Illinois prisoner released accidentally says he told guard there was a mistake

Illinois prisoner released accidentally says he told guard there was a mistake

A prisoner at an Illinois correctional centre says he was escorted out of his cell, handed a brown envelope and brought to catch a train last December — all while protesting to the guards that he was supposed to be headed to federal prison.

The Chicago Sun-Times reported Walter Redawn Dixon was sentenced to 16 years in prison on a drug conspiracy conviction, which he was supposed to serve after his one-year sentence at the Stateville Correctional Centre in Joliet for aggravated drunk driving. But instead, Dixon was set free.

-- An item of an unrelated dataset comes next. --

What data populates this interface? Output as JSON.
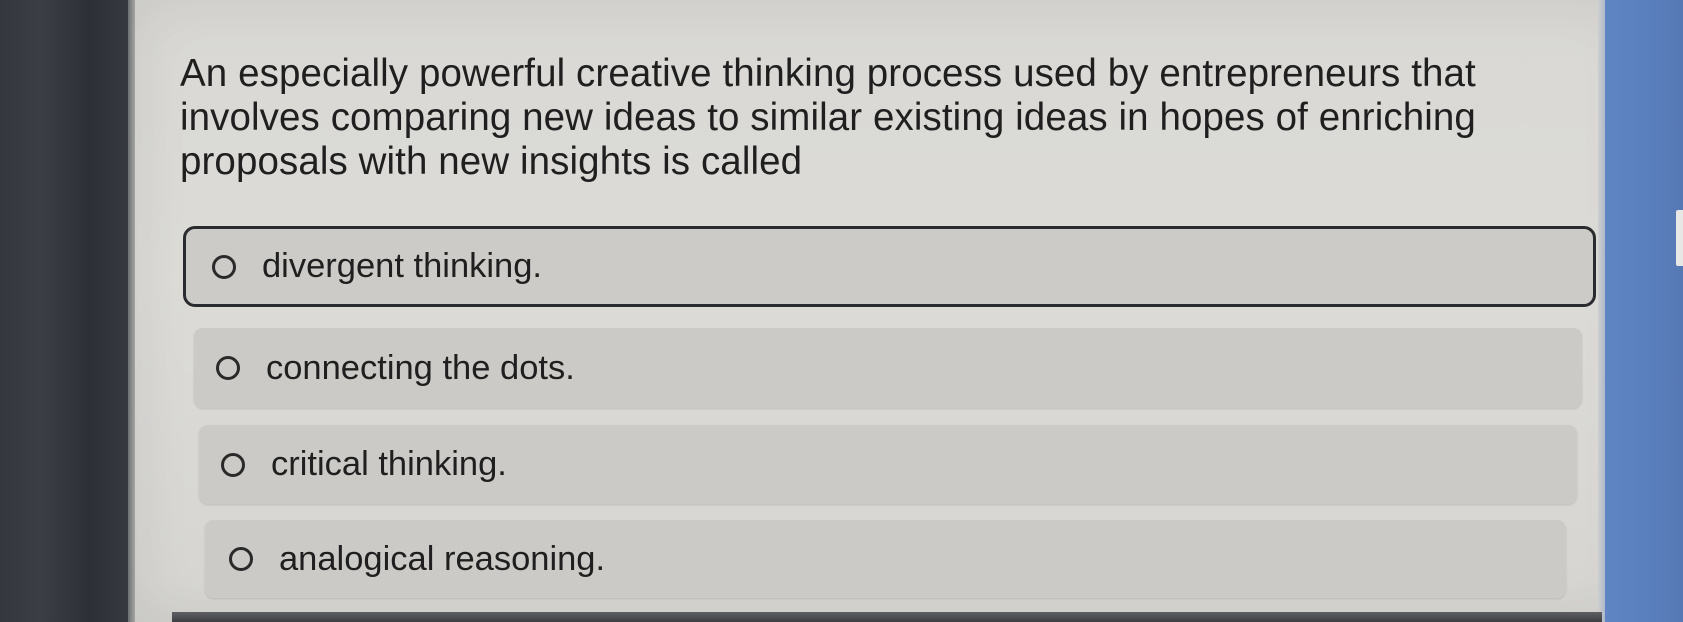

A paperwork error caused the mix-up, according to the Sun-Times; the state correctional department said its officials didn't receive the order to keep him in custody, while the Cooks County Sheriff's Office that held Dixon first said the state should have known.

Dixon, 33, said he tried to inform the guards they weren't supposed to release him, but they told him to stop talking, the Sun-Times reported.

"He was damn rude to me," Dixon told the newspaper, adding the guards put him in the 'hole' for speaking out. The state correctional department said Dixon lied, stating there is no 'hole' at Stateville.

Nonetheless, Dixon left, enrolled in vocational school and checked in often with his parole officer during his short taste of freedom, until it ended abruptly last week, CBS reported. Police arrested him again and brought him to prison to serve his sentence, according to the broadcaster.

Three other inmates were accidentally released from Cooks County Jail this year.